Projetée d’un bond, en l’air, dans les abîmes, elle vacilla et s’abattit. Vous connaissez les parties qui survivent à l’éroulement de cette folle Eglise ?

— Oui, Monsieur l’abbé ; ce sanctuaire et cette abside, étroits, resserrés, avec leurs colonnes qui se touchent et l’éclairage qui s’irise, en bulles de savon, dans des murs tout en verres, vous désemparent et vous étourdissent dès qu’on y entre. On y ressent je ne sais quelle inquiétude, une espèce de mauvaise attente et de trouble ; la vérité c’est qu’elle n’est, ni bien portante, ni saine ; elle ne vit qu’à force d’expédients et d’étais ; elle tâche d’être déliée et ne l’est point ; elle s’étire sans parvenir à se filiser ; elle a, comment dirai-je ? de gros os. Rappelez-vous ses piliers qui sont pareils aux troncs lisses et charnus des hêtres et qui ont aussi l’arête et le coupant des joncs.
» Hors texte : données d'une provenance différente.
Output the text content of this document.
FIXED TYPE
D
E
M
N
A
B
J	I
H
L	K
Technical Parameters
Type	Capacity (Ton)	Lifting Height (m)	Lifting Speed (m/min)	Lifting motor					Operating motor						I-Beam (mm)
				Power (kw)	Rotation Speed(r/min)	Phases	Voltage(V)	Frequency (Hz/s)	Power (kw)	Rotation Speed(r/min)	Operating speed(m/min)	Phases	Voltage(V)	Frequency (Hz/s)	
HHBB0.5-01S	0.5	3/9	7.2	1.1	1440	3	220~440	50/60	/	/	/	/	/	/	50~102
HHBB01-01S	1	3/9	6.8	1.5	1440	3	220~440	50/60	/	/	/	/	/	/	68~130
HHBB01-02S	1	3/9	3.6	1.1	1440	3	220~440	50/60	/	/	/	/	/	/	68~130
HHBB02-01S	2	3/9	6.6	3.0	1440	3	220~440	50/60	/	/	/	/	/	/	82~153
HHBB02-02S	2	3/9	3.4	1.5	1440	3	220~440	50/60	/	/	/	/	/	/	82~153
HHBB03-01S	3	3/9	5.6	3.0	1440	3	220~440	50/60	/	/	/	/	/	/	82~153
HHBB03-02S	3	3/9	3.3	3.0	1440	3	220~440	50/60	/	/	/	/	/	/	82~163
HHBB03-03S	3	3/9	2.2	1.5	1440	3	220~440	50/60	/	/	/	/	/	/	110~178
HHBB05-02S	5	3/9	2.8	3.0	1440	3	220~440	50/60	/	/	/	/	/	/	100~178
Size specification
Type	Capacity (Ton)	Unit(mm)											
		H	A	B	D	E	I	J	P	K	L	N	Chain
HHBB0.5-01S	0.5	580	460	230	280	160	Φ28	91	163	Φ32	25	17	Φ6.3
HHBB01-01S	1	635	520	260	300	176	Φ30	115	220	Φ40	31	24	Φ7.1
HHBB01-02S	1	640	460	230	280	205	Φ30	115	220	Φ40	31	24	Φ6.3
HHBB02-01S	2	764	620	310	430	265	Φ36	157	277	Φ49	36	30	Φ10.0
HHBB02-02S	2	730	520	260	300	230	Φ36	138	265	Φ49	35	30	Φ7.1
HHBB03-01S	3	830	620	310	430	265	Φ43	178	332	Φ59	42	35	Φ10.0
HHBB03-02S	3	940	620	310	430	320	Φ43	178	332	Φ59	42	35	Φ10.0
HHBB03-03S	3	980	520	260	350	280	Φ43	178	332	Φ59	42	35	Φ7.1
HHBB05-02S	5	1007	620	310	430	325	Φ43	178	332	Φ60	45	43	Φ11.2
Quelle différence avec ces cordes de harpe qui sont l’ossature aérienne de Chartres ! — Non, malgré tout, Beauvais est, ainsi que Reims, ainsi que Paris, une cathédrale grasse. Elle n’a pas la maigreur distinguée, l’éternelle adolescence de formes, tout ce côté patricien d’Amiens et surtout de Chartres !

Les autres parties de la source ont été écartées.